A. Galopim de Carvalho
Notas:
[1] O mesmo étimo está na origem do termo cré, usado para designar o calcário friável que deu o nome ao Cretácico e a Creta, a ilha mediterrânea.
[2] alteração deutérica - alteração ocorrente no interior da crosta, exercida sobre os minerais das rochas, por acção de: 1) águas magmáticas residuais muito quentes (hidrotermais), dos vapores e dos voláteis associados; 2) águas residuais do metamorfismo regional; 3) águas meteóricas penetradas na crosta e, aí, aquecidas por efeito do grau geotérmico. O qualificativo deutérico, do grego deuterós, ulterior, secundário, alude à posterioridade dos minerais resultantes desse tipo de alteração, secundários relativamente aos minerais da rocha magmática, entendidos como primários. São exemplos deste tipo de alteração, a caulinização e a serpentinização O mesmo que alteração hipogénica.
[3] terra rossa - expressão italiana internacionalizada alusiva a um solo ferralítico, residual, de cor vermelha, composto essencialmente por argila e óxido de ferro. Resulta do processo de dissolução das rochas carbonatadas pelas águas pluviais carregadas de dióxido de carbono
[4] terra cota - é uma cerâmica cozida no forno, sem ser vidrada.
[5] terra de greda - nome vulgar referente a certas argilas desengordurantes (esmectites). O mesmo que terra ou argila de pisoeiro.
[6] silte . aportuguesamento do termo inglês silt, alusivo a uma fracção detrítica, predominantemente de quartzo, de granulometria compreendida entre 0,063 e 0,004 mm.
[7] limo - termo português equivalente ao silt dos autores ingleses
[8] siltito - rocha sedimentar detrítica coesa, essencialmente formada por silte.
[9] siliciclásticas - diz-se das partículas detríticas de minerais siliciosos (quartzo, feldspatos, micas, etc.).
[10] Termo introduzido na terminologia geológica, em 1839, pelo geólogo inglês R. Murchinson, para referir uma rocha xistenta, muito friável, do Silúrico do País de Gales.
[11] Relacionada com este termo, temos, em português, a palavra fangoterapia, o tratamento clínico com lamas.
[12] Termo introduzido pelo sueco Gerard De Geer, em 1912, a partir do varv, termo local que alude à disposição em camadas.

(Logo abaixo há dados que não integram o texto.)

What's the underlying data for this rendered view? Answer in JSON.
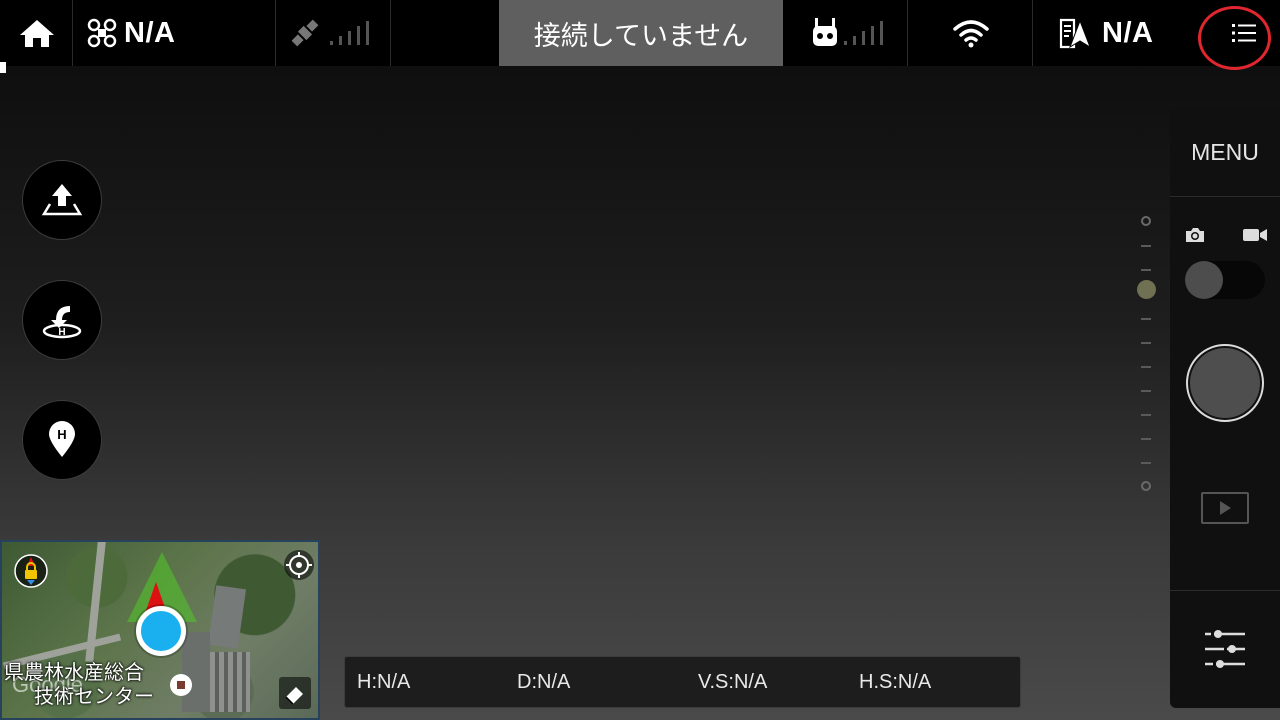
{
  "topbar": {
    "aircraft_status": "N/A",
    "connection_status": "接続していません",
    "flight_mode": "N/A"
  },
  "right_panel": {
    "menu_label": "MENU"
  },
  "minimap": {
    "place_label_line1": "県農林水産総合",
    "place_label_line2": "技術センター",
    "watermark": "Google"
  },
  "telemetry": {
    "height": "H:N/A",
    "distance": "D:N/A",
    "vertical_speed": "V.S:N/A",
    "horizontal_speed": "H.S:N/A"
  },
  "colors": {
    "accent_blue": "#1ab0f0",
    "annotation_red": "#e0262e",
    "status_box": "#5f5f5f"
  },
  "icons": [
    "home-icon",
    "drone-icon",
    "satellite-icon",
    "remote-controller-icon",
    "wifi-icon",
    "flight-mode-icon",
    "list-menu-icon",
    "takeoff-icon",
    "return-home-icon",
    "home-point-icon",
    "camera-icon",
    "video-icon",
    "play-icon",
    "settings-sliders-icon",
    "lock-north-icon",
    "locate-icon",
    "eraser-icon",
    "stop-icon"
  ]
}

[13] caulino - conhecido e utilizado desde a Antiguidade, no Extremo Oriente. O nome provém de Kao Ling, expressão que significa montanha alta e que refere uma localidade na província de Jiangxi, na China. Os ingleses chamam-lhe China clay, numa alusão nítida à importância desta matéria-prima no país do Sol Nascente.
[14] pisoeiro - o artífice que lavava e desengordurava a lã, usando o pisão.
[15] tixotropia - Em linhas gerais, consiste na possibilidade de uma suspensão argilosa em água adquirir grande viscosidade, em repouso, e fluidez quando agitada.